- Born: Jonathan James Bush May 6, 1931 Greenwich, Connecticut, U.S.
- Died: May 5, 2021 (aged 89) Jupiter, Florida, U.S.
- Education: Yale University
- Occupation: Banker
- Political party: Republican
- Spouse: Josephine Colwell Bradley ​ ​(m. 1967)​
- Children: Jonathan S. Bush Billy Bush
- Parent(s): Prescott Sheldon Bush Dorothy Walker Bush
- Relatives: See Bush family

= Jonathan Bush =

American banker (1931–2021)

Jonathan James Bush (May 6, 1931 – May 5, 2021) was an American banker. Bush was the fourth child and third son of U.S. senator Prescott Bush and his wife Dorothy Bush.

==Early life==
Bush was born in Greenwich, Connecticut, to Prescott Sheldon Bush, a politician, and Dorothy Wear Walker Bush (July 1, 1901 – November 19, 1992). He graduated from The Hotchkiss School and Yale University, where he was a member of Skull and Bones. The fourth child in the family, he was the brother of Prescott Bush Jr. (1922–2010), the 41st president of the United States George H. W. Bush (1924–2018), Nancy Bush Ellis (1926–2021), and William "Bucky" Bush (1938–2018). He was the uncle of the 43rd president George W. Bush. Like his brother George H. W. Bush, he was a member of Delta Kappa Epsilon fraternity at Yale.

Bush and his wife Josephine are the parents of entertainment reporter Billy Bush and health care executive Jonathan S. Bush.

==Career==
As of December 31, 2018, Jonathan Bush had retired from Fairfield, Bush & Co., an investment advisory firm in New Haven, Connecticut.

Jonathan Bush founded J. Bush & Co., which provided discreet banking services for the Washington, D.C., embassies of foreign governments for many years. In 1997, Riggs Bank bought J. Bush & Co. and made Bush CEO & President of Riggs Investment, a firm based in New Haven, Connecticut.

In the early 1980s, Jonathan Bush helped organize investors for George W. Bush's first oil venture, Arbusto Energy, later called Bush Explorations.

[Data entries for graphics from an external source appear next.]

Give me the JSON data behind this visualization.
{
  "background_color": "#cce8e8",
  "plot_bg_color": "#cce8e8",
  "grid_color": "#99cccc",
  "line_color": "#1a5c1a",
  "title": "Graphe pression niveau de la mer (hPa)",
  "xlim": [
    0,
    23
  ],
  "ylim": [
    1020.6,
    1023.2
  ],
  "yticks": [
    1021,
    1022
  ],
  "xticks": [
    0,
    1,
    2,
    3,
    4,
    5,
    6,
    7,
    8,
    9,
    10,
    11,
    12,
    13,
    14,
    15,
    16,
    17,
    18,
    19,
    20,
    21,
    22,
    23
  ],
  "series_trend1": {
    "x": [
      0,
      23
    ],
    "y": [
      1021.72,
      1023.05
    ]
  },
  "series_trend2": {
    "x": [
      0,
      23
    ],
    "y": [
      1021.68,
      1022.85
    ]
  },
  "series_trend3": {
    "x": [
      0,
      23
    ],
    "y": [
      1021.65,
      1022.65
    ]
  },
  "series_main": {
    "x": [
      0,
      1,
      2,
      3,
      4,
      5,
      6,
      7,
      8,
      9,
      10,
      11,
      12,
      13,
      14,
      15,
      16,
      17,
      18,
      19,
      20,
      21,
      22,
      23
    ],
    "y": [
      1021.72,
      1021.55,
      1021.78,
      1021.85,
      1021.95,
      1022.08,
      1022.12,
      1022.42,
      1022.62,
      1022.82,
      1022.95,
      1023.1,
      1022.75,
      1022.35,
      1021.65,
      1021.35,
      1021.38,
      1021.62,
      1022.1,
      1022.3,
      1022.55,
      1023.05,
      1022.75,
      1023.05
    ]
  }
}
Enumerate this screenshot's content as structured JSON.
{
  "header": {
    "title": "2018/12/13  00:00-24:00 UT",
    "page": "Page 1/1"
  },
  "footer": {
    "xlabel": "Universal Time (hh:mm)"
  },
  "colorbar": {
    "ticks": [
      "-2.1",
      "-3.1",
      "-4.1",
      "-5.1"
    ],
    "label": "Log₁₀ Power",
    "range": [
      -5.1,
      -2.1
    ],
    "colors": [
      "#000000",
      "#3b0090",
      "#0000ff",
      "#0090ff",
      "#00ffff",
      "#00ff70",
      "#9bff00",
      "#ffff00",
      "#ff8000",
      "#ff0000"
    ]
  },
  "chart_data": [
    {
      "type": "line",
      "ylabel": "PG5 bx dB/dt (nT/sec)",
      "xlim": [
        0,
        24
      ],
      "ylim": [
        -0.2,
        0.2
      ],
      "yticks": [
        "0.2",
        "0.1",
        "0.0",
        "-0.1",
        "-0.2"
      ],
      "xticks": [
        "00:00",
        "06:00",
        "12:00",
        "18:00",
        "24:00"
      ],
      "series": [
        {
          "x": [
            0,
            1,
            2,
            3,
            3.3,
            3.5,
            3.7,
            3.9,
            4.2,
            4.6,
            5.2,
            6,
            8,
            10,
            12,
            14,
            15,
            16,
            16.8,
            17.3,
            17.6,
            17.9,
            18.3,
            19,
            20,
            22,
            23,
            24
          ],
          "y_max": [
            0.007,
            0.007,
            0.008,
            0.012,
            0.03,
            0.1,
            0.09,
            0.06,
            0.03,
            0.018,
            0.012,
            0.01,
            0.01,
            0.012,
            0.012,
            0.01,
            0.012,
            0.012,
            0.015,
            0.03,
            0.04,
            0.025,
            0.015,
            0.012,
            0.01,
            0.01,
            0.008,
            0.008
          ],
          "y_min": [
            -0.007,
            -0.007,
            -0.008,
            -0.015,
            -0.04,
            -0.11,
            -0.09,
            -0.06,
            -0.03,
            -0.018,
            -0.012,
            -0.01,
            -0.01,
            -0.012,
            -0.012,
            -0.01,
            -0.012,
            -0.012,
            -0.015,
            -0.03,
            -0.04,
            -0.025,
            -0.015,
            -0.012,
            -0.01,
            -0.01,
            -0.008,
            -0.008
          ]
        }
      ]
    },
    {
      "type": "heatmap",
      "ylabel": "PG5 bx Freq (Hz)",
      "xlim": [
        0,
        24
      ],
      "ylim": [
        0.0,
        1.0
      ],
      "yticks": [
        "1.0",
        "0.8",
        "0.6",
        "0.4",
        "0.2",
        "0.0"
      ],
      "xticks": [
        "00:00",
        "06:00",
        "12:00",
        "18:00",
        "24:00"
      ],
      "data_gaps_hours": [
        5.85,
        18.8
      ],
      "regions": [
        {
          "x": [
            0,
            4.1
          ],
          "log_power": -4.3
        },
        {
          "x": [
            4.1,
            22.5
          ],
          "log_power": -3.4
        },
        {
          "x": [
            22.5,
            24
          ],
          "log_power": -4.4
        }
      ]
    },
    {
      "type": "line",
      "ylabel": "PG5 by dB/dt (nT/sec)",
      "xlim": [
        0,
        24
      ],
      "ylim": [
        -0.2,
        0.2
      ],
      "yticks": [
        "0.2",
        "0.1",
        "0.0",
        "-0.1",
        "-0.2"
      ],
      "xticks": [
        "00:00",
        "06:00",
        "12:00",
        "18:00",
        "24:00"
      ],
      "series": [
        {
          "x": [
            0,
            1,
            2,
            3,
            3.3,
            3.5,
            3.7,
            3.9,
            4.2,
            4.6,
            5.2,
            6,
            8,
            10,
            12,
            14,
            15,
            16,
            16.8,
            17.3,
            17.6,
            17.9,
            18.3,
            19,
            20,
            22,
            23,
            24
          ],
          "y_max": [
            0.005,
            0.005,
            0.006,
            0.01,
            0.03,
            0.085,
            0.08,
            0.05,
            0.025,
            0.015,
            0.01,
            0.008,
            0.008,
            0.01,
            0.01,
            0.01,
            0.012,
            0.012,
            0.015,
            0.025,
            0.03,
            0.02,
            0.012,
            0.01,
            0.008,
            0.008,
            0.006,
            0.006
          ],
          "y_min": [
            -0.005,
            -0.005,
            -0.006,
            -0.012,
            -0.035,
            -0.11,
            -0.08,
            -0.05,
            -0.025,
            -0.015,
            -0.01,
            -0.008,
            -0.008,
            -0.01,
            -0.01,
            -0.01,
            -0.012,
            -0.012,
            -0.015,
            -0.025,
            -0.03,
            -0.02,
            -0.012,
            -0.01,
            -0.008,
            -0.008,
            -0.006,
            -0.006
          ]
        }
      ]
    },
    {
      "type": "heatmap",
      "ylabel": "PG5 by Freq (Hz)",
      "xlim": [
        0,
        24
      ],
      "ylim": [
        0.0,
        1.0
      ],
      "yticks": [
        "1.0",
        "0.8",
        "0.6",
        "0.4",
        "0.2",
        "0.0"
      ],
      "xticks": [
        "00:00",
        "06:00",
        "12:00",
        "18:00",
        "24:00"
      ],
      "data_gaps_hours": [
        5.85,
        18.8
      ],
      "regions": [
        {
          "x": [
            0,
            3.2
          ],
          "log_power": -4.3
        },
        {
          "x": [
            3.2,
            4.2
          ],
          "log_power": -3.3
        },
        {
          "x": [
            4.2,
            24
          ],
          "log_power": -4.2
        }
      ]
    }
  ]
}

During the 2000 presidential campaign, Bush was a major contributor and fundraiser to his nephew's election and was named a "Bush Pioneer" for raising more than $100,000 for the campaign.

Bush died on May 5, 2021, the day before his 90th birthday. At the time of his death, he was the last surviving child of Prescott Bush and Dorothy Walker Bush.

==Controversy==
On May 15, 2004, The Washington Post published an article that said, "A political Web site written by a Democratic operative drew attention yesterday to the fact that President Bush's uncle, Jonathan J. Bush, is a top executive at Riggs Bank, which this week agreed to pay a record $25 million in civil fines for violations of law intended to thwart money laundering."

The bank accounts under investigation may have been Saudi, though the article did not say so. It did, however, go on to say: "a source familiar with the multiple federal investigations of the bank's Saudi accounts and other embassy accounts say Jonathan Bush's investment advice unit has 'no relationship whatsoever' with any of the Riggs's Saudi accounts." Moreover, the newspaper quoted a spokesman for the Office of the Comptroller of the Currency as saying "any suggestion of political influence in the Riggs situation is 'preposterous.'"

In 1991, Bush was fined $30,000 in Massachusetts and several thousand dollars in Connecticut for violating registration laws governing securities sales. He was barred from securities brokerage with the general public in Massachusetts for one year.